Converting empty lots to valuable garden space in St. Petersburg, with a focus on lettuces, baby greens and root veggies for local families and restaurants.

Why do you do it?

I think it’s important to know where your food comes from. It’s a huge benefit to have access to locally sourced food, to have it come from as close as possible to where it will be eaten and utilized. I like to grow food, I like to be outside, I like getting dirty, so if I can support myself, make a living while doing those things and benefit the community, that’s a really big motivator.

What was your Catalyst? (How did you get started?)

Many years ago I dabbled in raised beds in my own yard, I volunteered at local farms, and then eventually what sparked this endeavor was building a great relationship with my current landlord, who let me rip the sod off my front lawn and go through the trial and error of turning it into a functioning farm. When everything went well, I started trying to find more land and more space to continue to grow within the community.

What’s a common misconception or unknown aspect of what you do?

The biggest question I get is probably “where is your farm; may I come for a visit?” The short answer is no. Urban farming is fragmented, throughout the area we have about 9,000 square feet of space, but it’s spread out on different properties, there are multiple lots around town, and these came from building relationships with those individuals. And we value those relationships.
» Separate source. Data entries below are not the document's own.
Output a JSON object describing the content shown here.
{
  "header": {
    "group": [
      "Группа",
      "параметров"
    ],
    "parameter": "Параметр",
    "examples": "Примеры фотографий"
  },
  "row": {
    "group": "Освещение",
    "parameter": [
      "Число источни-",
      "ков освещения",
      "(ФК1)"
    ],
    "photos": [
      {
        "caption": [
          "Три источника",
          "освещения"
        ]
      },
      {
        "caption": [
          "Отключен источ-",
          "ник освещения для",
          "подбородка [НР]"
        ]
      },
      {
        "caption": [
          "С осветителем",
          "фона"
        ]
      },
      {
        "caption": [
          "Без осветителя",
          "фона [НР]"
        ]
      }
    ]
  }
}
We also have to work within the current codes and legislation, which is why we sell at the markets.

What’s the most challenging part of your Hustle?

Mother Nature! Learning that there are many variables that I cannot control when it comes to the weather. Last year there was a drought, this year has been mild but rainy, trying to stay on top of all the things I can control, but at the same time, knowing that one change of the weather could make or break a whole crop.

What’s the most valuable piece of business advice/insight that’s helped you?

Work hard, stay organized, and plan for as much as you can. Since this is on the hustle, you’ve got to hustle and work hard. This is a new concept for this area, I have to listen to podcasts, read articles, and stay up to date on the successes of those who are doing this in other areas successfully. You really have to keep grinding even when it gets tough.